Английский генерал, худощавый мужчина с загорелым лицом и седыми усами, взял громкоговоритель, поднялся по ступенькам Кенотафа, лавируя среди венков, и призвал всех к порядку.

– Их поймали? – спросила Сара у Дэвида. – Я не вижу.

– Да. Похоже, это всего несколько человек.

– Проклятая измена! – проворчал Стив. – Надеюсь, мерзавцев вздернут!

Церемония продолжилась: возложили остальные венки, архиепископ Хедлем провел короткую службу. Он читал молитву, голос его из-за микрофона отдавался странным, слабым эхом:

– О Господь, призри нас, пока мы вспоминаем храбрецов, погибших в сражениях за Британию. Мы помним легионы тех, кто пал с тысяча девятьсот четырнадцатого по тысяча девятьсот восемнадцатый год, в той великой и трагической схватке, что оставила отметину на нас всех, здесь и в Европе. Боже, вспомни о боли тех собравшихся, кто потерял дорогих им людей. Даруй им утешение, даруй им утешение.

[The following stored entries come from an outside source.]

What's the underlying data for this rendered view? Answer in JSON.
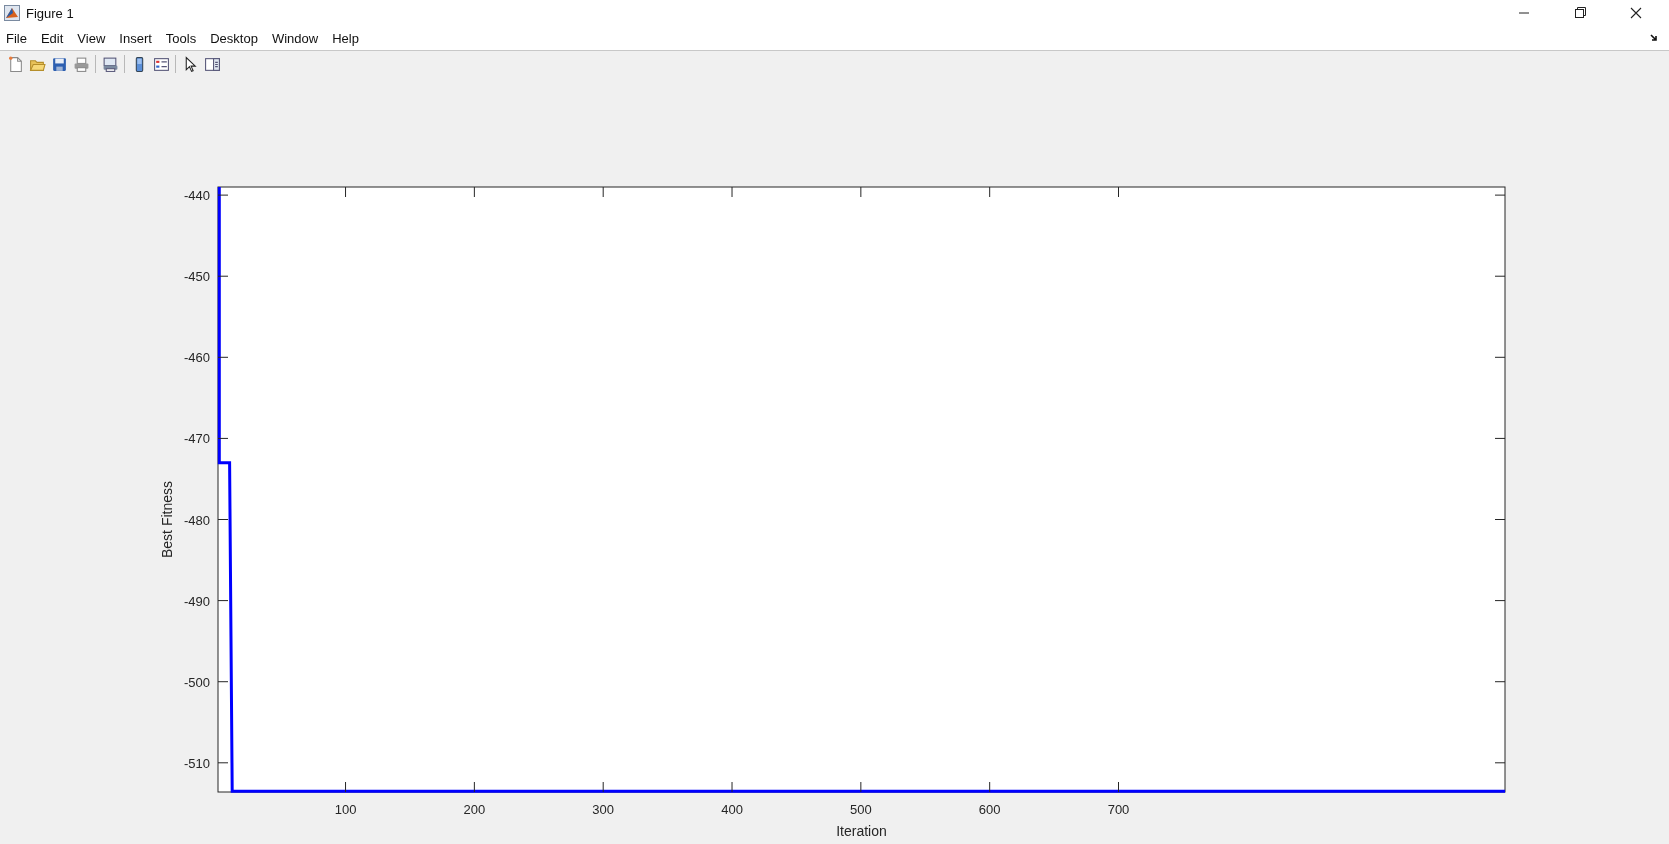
{
  "window": {
    "title": "Figure 1"
  },
  "menu": [
    "File",
    "Edit",
    "View",
    "Insert",
    "Tools",
    "Desktop",
    "Window",
    "Help"
  ],
  "toolbar": [
    {
      "kind": "new"
    },
    {
      "kind": "open"
    },
    {
      "kind": "save"
    },
    {
      "kind": "print"
    },
    {
      "kind": "sep"
    },
    {
      "kind": "link"
    },
    {
      "kind": "sep"
    },
    {
      "kind": "colorbar"
    },
    {
      "kind": "legend"
    },
    {
      "kind": "sep"
    },
    {
      "kind": "pointer"
    },
    {
      "kind": "panel"
    }
  ],
  "chart": {
    "chart_data": {
      "type": "line",
      "xlabel": "Iteration",
      "ylabel": "Best Fitness",
      "xlim": [
        1,
        1000
      ],
      "ylim": [
        -513.6,
        -439
      ],
      "xticks": [
        100,
        200,
        300,
        400,
        500,
        600,
        700
      ],
      "yticks": [
        -510,
        -500,
        -490,
        -480,
        -470,
        -460,
        -450,
        -440
      ],
      "series": [
        {
          "color": "#0000ff",
          "values": [
            -439,
            -473,
            -473,
            -513.5,
            -513.5
          ]
        }
      ],
      "x": [
        2,
        2,
        10,
        12,
        1000
      ]
    }
  }
}
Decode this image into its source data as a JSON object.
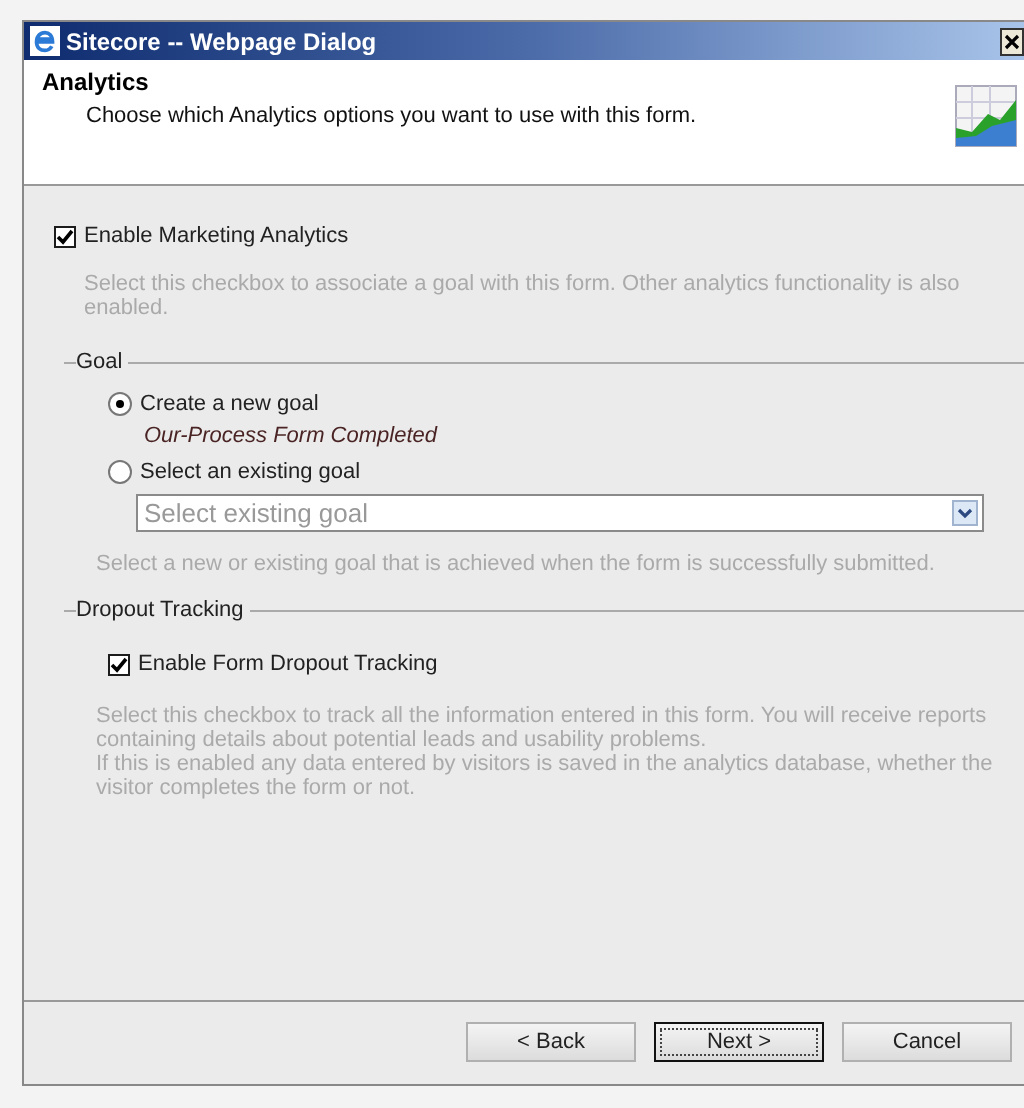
{
  "window": {
    "title": "Sitecore -- Webpage Dialog"
  },
  "header": {
    "title": "Analytics",
    "subtitle": "Choose which Analytics options you want to use with this form."
  },
  "marketing": {
    "label": "Enable Marketing Analytics",
    "checked": true,
    "help": "Select this checkbox to associate a goal with this form. Other analytics functionality is also enabled."
  },
  "goal": {
    "legend": "Goal",
    "options": [
      {
        "label": "Create a new goal",
        "selected": true,
        "note": "Our-Process Form Completed"
      },
      {
        "label": "Select an existing goal",
        "selected": false
      }
    ],
    "dropdown": {
      "placeholder": "Select existing goal"
    },
    "help": "Select a new or existing goal that is achieved when the form is successfully submitted."
  },
  "dropout": {
    "legend": "Dropout Tracking",
    "label": "Enable Form Dropout Tracking",
    "checked": true,
    "help": [
      "Select this checkbox to track all the information entered in this form. You will receive reports containing details about potential leads and usability problems.",
      "If this is enabled any data entered by visitors is saved in the analytics database, whether the visitor completes the form or not."
    ]
  },
  "buttons": [
    {
      "label": "< Back",
      "focused": false
    },
    {
      "label": "Next >",
      "focused": true
    },
    {
      "label": "Cancel",
      "focused": false
    }
  ]
}
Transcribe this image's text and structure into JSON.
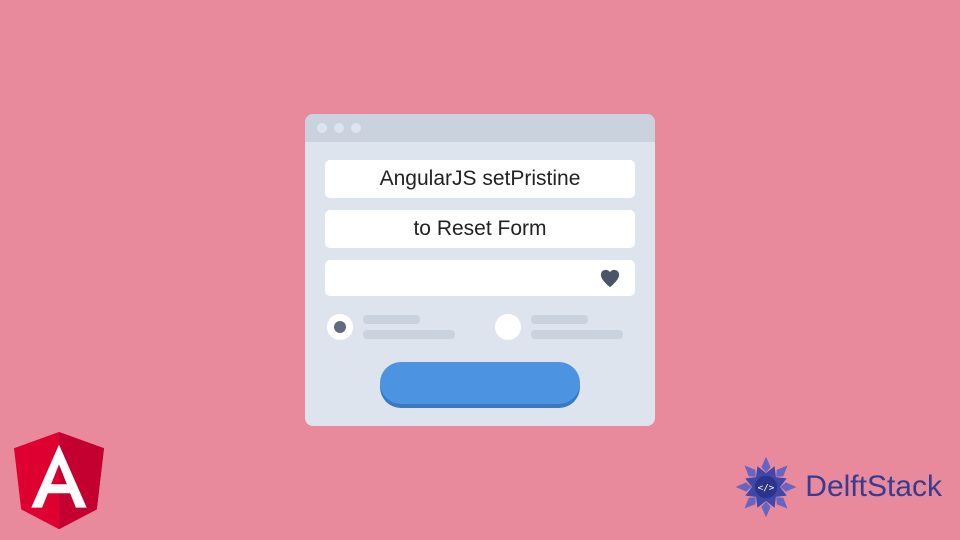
{
  "window": {
    "line1": "AngularJS setPristine",
    "line2": "to Reset Form"
  },
  "icons": {
    "heart": "heart-icon",
    "angular": "angular-logo",
    "mandala": "delftstack-emblem"
  },
  "brand": {
    "name": "DelftStack"
  },
  "colors": {
    "bg": "#e8899c",
    "window": "#dde4ed",
    "titlebar": "#c9d2dd",
    "button": "#4c94e1",
    "button_shadow": "#3a78c0",
    "heart": "#4a5568",
    "angular_red": "#dd0031",
    "angular_dark": "#c3002f",
    "brand_text": "#373c91"
  }
}
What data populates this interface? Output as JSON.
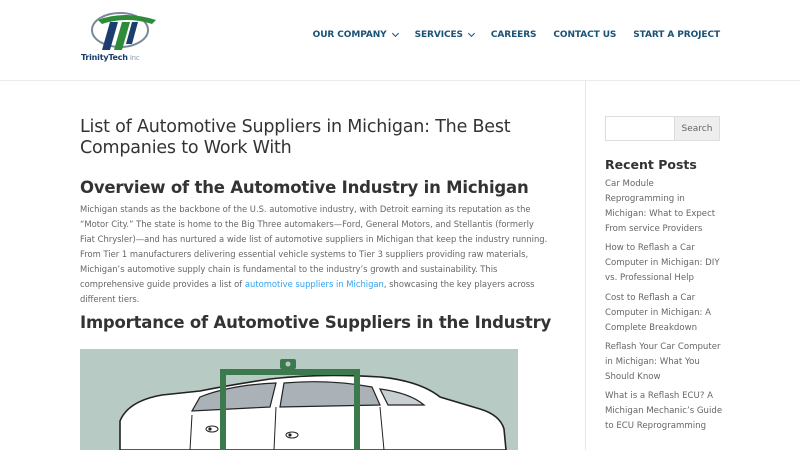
{
  "header": {
    "logo_text": "TrinityTech",
    "logo_suffix": "Inc",
    "nav": [
      {
        "label": "OUR COMPANY",
        "has_dropdown": true
      },
      {
        "label": "SERVICES",
        "has_dropdown": true
      },
      {
        "label": "CAREERS",
        "has_dropdown": false
      },
      {
        "label": "CONTACT US",
        "has_dropdown": false
      },
      {
        "label": "START A PROJECT",
        "has_dropdown": false
      }
    ]
  },
  "article": {
    "title": "List of Automotive Suppliers in Michigan: The Best Companies to Work With",
    "section1_heading": "Overview of the Automotive Industry in Michigan",
    "section1_text_before_link": "Michigan stands as the backbone of the U.S. automotive industry, with Detroit earning its reputation as the “Motor City.” The state is home to the Big Three automakers—Ford, General Motors, and Stellantis (formerly Fiat Chrysler)—and has nurtured a wide list of automotive suppliers in Michigan that keep the industry running. From Tier 1 manufacturers delivering essential vehicle systems to Tier 3 suppliers providing raw materials, Michigan’s automotive supply chain is fundamental to the industry’s growth and sustainability. This comprehensive guide provides a list of ",
    "section1_link": "automotive suppliers in Michigan",
    "section1_text_after_link": ", showcasing the key players across different tiers.",
    "section2_heading": "Importance of Automotive Suppliers in the Industry"
  },
  "sidebar": {
    "search_placeholder": "",
    "search_button": "Search",
    "recent_title": "Recent Posts",
    "recent_posts": [
      "Car Module Reprogramming in Michigan: What to Expect From service Providers",
      "How to Reflash a Car Computer in Michigan: DIY vs. Professional Help",
      "Cost to Reflash a Car Computer in Michigan: A Complete Breakdown",
      "Reflash Your Car Computer in Michigan: What You Should Know",
      "What is a Reflash ECU? A Michigan Mechanic’s Guide to ECU Reprogramming"
    ]
  },
  "colors": {
    "nav_text": "#1a5276",
    "link": "#2ea3f2",
    "illustration_bg": "#b7cac4",
    "lift_green": "#3c7a4e",
    "logo_green": "#2e8b3a",
    "logo_blue": "#1b3e6e"
  }
}
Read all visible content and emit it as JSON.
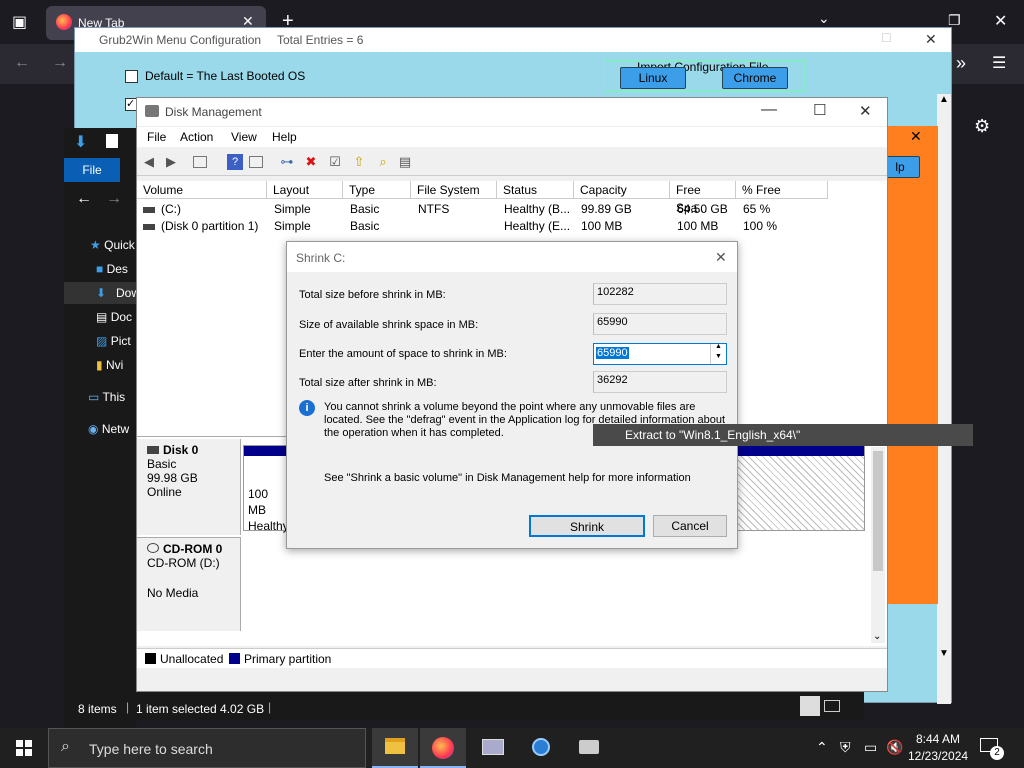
{
  "browser": {
    "tab_title": "New Tab"
  },
  "grub": {
    "title": "Grub2Win Menu Configuration",
    "total_entries": "Total Entries = 6",
    "default_option": "Default = The Last Booted OS",
    "import_label": "Import Configuration File",
    "linux_button": "Linux",
    "chrome_button": "Chrome",
    "help_fragment": "lp"
  },
  "explorer": {
    "file_tab": "File",
    "nav_items": [
      "Quick",
      "Des",
      "Dow",
      "Doc",
      "Pict",
      "Nvi",
      "This",
      "Netw"
    ],
    "status_items": "8 items",
    "status_selected": "1 item selected  4.02 GB"
  },
  "disk_mgmt": {
    "title": "Disk Management",
    "menu": [
      "File",
      "Action",
      "View",
      "Help"
    ],
    "columns": [
      "Volume",
      "Layout",
      "Type",
      "File System",
      "Status",
      "Capacity",
      "Free Spa...",
      "% Free"
    ],
    "rows": [
      [
        "(C:)",
        "Simple",
        "Basic",
        "NTFS",
        "Healthy (B...",
        "99.89 GB",
        "64.50 GB",
        "65 %"
      ],
      [
        "(Disk 0 partition 1)",
        "Simple",
        "Basic",
        "",
        "Healthy (E...",
        "100 MB",
        "100 MB",
        "100 %"
      ]
    ],
    "disk0": {
      "name": "Disk 0",
      "type": "Basic",
      "size": "99.98 GB",
      "state": "Online"
    },
    "cdrom": {
      "name": "CD-ROM 0",
      "sub": "CD-ROM (D:)",
      "state": "No Media"
    },
    "partition_small": {
      "size": "100 MB",
      "status": "Healthy"
    },
    "legend_unallocated": "Unallocated",
    "legend_primary": "Primary partition"
  },
  "shrink": {
    "title": "Shrink C:",
    "label_total_before": "Total size before shrink in MB:",
    "value_total_before": "102282",
    "label_available": "Size of available shrink space in MB:",
    "value_available": "65990",
    "label_enter": "Enter the amount of space to shrink in MB:",
    "value_enter": "65990",
    "label_after": "Total size after shrink in MB:",
    "value_after": "36292",
    "info_text": "You cannot shrink a volume beyond the point where any unmovable files are located. See the \"defrag\" event in the Application log for detailed information about the operation when it has completed.",
    "help_text": "See \"Shrink a basic volume\" in Disk Management help for more information",
    "shrink_button": "Shrink",
    "cancel_button": "Cancel"
  },
  "extract_tooltip": "Extract to \"Win8.1_English_x64\\\"",
  "taskbar": {
    "search_placeholder": "Type here to search",
    "time": "8:44 AM",
    "date": "12/23/2024",
    "notification_count": "2"
  },
  "colors": {
    "grub_bg": "#99d9ea",
    "grub_button": "#3c9ee8",
    "orange_panel": "#ff7f1e",
    "primary_partition": "#00008b",
    "selection": "#0078d7"
  }
}
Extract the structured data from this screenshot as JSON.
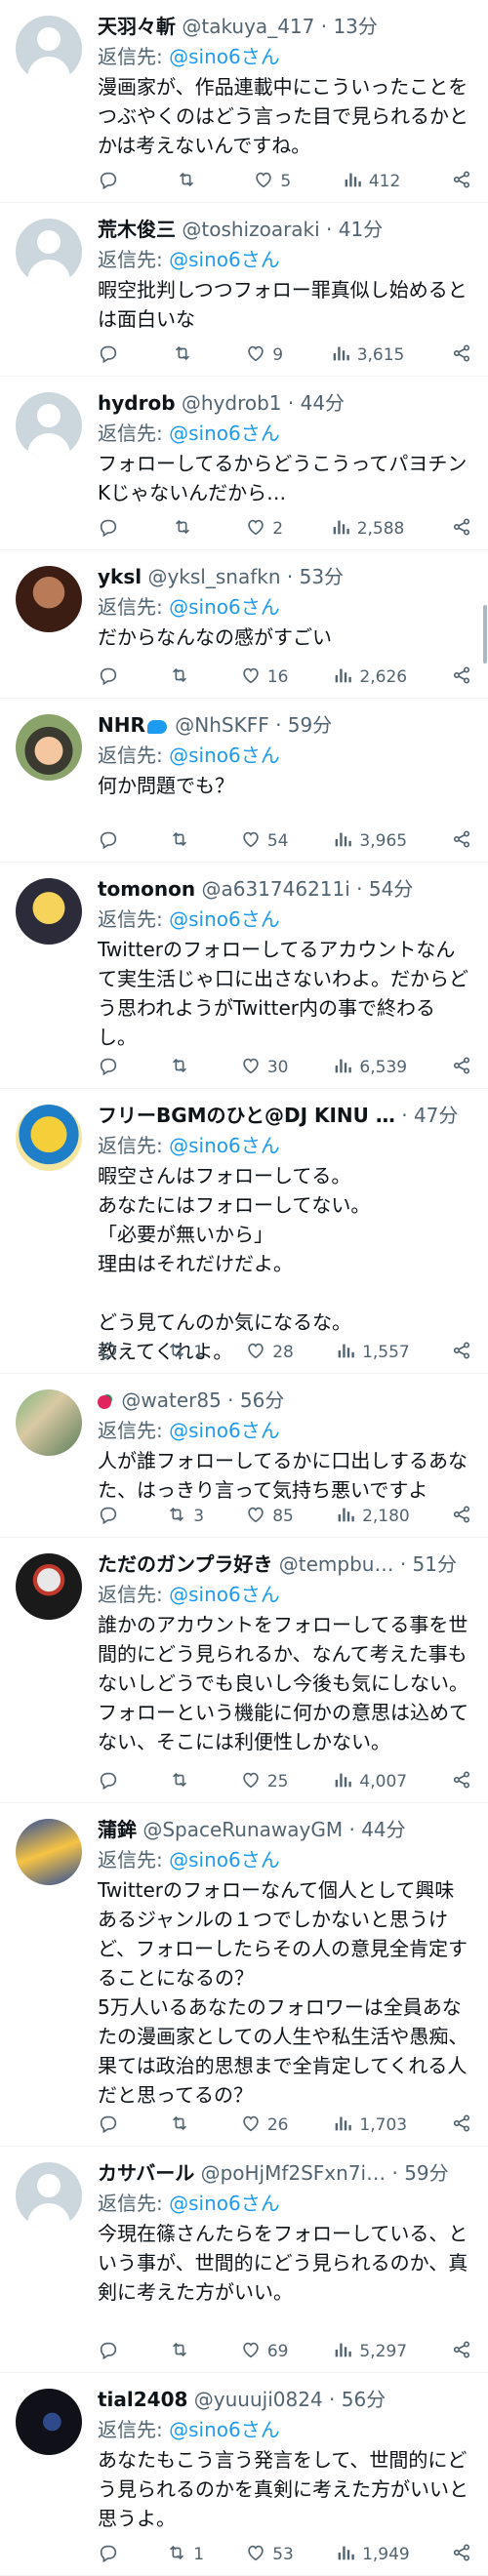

Затем начался марш. Тысячи солдат – многие были уже стариками – гордо шагали, шеренга за шеренгой, а оркестр исполнял популярные в годы Великой войны мелодии; каждая колонна возлагала венок. Как всегда, Дэвид и его семья высматривали отца Сары, но так и не увидели его. На ступенях Кенотафа остались красные пятна, свастика Роммеля бросалась в глаза среди венков. Дэвид размышлял о том, что это были за демонстранты. Скорее всего, из какой-то независимой группы пацифистов – члены Сопротивления стреляли бы в Роммеля; они перестреляли бы всех нацистов в Британии, если бы не боялись репрессий. В любом случае стоило пожалеть бедолаг, которым предстояло избиение в допросном центре особой службы, а то и в подвале Сенат-хауса, здании, где помещалось германское посольство. Поскольку объектом нападения был Роммель, английская полиция могла передать виновников немцам. Дэвид испытывал чувство бессилия. Он даже не перечил Стиву. Следует оставаться под прикрытием, никогда не выступать из ряда, стараться играть роль образцового гражданского служащего. Особенно с учетом прошлого семьи Сары. Дэвид ощутил приступ беспричинного раздражения против жены.

Его взгляд вернулся к ветеранам. Пожилой мужчина лет шестидесяти, со строгим и вызывающим видом, проходил мимо, гордо выпятив грудь. На одном борту пиджака был ряд медалей, зато на другой красовалась желтая звезда Давида, крупная и блестящая. Евреи предпочитали не выходить на передний план, не привлекать внимания, но этот старик бросил вызов здравому смыслу, выйдя на марш с приметной звездой, хотя мог обойтись маленькой звездочкой в петлице, как и все евреи в то время, – очень скромно и по-английски.

– Жид! – крикнул кто-то.

Ветеран даже ухом не повел, в отличие от Дэвида, которого захлестнула волна гнева. Он отдавал себе отчет, что по закону тоже обязан носить желтую звезду и не может работать в правительственном учреждении, – евреям запрещалось занимать подобные должности. Но из всех людей только отец, находившийся в двенадцати тысячах миль от этого места, знал, что мать Дэвида – птица редчайшей породы: ирландская еврейка. Теперь в Британии наполовину евреи причислялись к евреям, а за сокрытие своей национальности полагалось бессрочное задержание. Во время переписи 1941 года, когда от людей впервые потребовали указать религиозную принадлежность, он назвался католиком. Так же он поступал всякий раз, когда обновлял удостоверение личности, и во время переписи 1951 года, в которую включили вопрос о том, не был ли евреем кто-нибудь из родителей в первом или втором поколении. И хотя Дэвид старался загонять эти мысли вглубь, иногда он просыпался в страхе посреди ночи.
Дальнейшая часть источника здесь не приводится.